Segreto confessionale e abusi in Francia

La stima di oltre 200.000 vittime di abusi su minori da parte del clero in Francia tra il 1950 e il 2020 ha portato i membri del governo francese a mettere in discussione la segretezza sacramentale della confessione. Una segretezza che i vescovi difendono come "più forte delle leggi della Repubblica".

Rafael Miner-20 ottobre 2021-Tempo di lettura: 6 minuti

Il rapporto della Commissione indipendente sugli abusi sessuali nella Chiesa (Ciase), composta da una ventina di esperti e presieduta da Jean Marc Sauvé, ha stabilito pochi giorni fa che 216.000 minori in Francia sono stati abusati sessualmente da sacerdoti, religiosi e religiose nell'arco di 70 anni (1950-2020).

Il studio è stata promossa dalla Chiesa cattolica in Francia e Sauvé ha descritto la "violenza sessuale" come "una bomba di frammentazione nella nostra società". Immediatamente, Papa Francesco detto da Roma la sua "tristezza e dolore per le vittime", ha aggiunto che "purtroppo i numeri sono considerevoli", senza entrare nei dettagli, e ha chiesto che "drammi come questo non si ripetano".

Anche se si fosse trattato di un solo caso, dobbiamo condividere il dolore, la tristezza e persino il disgusto per questo dramma di abusi.
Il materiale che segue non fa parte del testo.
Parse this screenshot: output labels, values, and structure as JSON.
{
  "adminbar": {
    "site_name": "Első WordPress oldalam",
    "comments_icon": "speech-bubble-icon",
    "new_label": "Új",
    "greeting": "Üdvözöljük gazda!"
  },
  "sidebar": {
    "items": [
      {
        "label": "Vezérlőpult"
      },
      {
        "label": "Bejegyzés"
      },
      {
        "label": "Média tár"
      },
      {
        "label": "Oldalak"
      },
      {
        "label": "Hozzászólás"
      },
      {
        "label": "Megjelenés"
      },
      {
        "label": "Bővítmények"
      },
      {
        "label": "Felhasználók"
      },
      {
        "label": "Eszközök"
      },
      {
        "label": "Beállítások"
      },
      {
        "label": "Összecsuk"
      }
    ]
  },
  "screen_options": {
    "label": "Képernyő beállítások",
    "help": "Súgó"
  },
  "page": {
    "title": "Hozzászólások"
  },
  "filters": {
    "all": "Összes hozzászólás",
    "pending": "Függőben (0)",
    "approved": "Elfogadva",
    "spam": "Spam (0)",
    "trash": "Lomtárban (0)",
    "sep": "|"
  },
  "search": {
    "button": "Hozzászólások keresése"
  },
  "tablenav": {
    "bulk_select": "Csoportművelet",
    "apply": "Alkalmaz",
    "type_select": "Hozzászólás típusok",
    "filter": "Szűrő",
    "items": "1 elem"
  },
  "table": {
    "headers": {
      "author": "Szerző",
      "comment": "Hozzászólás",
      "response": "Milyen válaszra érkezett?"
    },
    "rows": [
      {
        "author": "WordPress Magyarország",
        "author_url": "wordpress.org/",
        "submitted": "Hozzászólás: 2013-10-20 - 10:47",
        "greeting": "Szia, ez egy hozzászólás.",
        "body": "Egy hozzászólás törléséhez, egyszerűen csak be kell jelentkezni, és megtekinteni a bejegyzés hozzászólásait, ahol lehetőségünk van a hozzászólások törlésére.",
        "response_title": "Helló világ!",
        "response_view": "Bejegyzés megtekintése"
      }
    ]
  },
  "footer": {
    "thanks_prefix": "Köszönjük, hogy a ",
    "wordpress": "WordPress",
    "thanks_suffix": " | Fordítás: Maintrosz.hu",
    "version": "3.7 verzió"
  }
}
Tuttavia, va ricordato che il dato è "una stima statistica", frutto di un'indagine condotta dall'Ifop (un importante istituto di ricerche di mercato e sondaggi), e che solo 1,25 % delle vittime ha dichiarato alla polizia di essere vittima di abusi, e che solo 1,25 % delle vittime ha dichiarato alla polizia di essere vittima di abusi. E che solo 1,25 % delle vittime si sono espresse al Ciase. Ora, la Chiesa in Francia lavora sulla prevenzione degli abusi sessuali dal 1990, e più intensamente dal 2010.

Scontro tra Stato e Chiesa?

Il lavoro della Commissione Sauvé e gli abusi sessuali su minori in Paesi come l'Australia, il Belgio, l'Olanda, il Cile, gli Stati Uniti, l'Irlanda e il Regno Unito, nonché in Spagna, commessi o coperti da membri del clero, hanno prodotto due movimenti: 1) da parte della Chiesa, la "tolleranza zero", con regole e linee guida per perseguire i crimini e collaborare con le autorità statali, emanate da Papa Francesco e dalla Chiesa cattolica; e 2) da parte di alcune autorità amministrative, raccomandazioni e persino pressioni affinché i membri del clero diventino denunciatori obbligatori di questi abusi, violando il segreto sacramentale della confessione, pena sanzioni.

Questo è quanto ha analizzato il professor Rafael Palomino in Ius Canonicumche già nel 2019 segnalava normative in Australia e in altri Paesi che eliminano la protezione legale della segretezza della confessione e che lasciavano presagire uno scontro, anche frontale, tra le leggi statali e le norme canoniche della Chiesa sulla segretezza della confessione.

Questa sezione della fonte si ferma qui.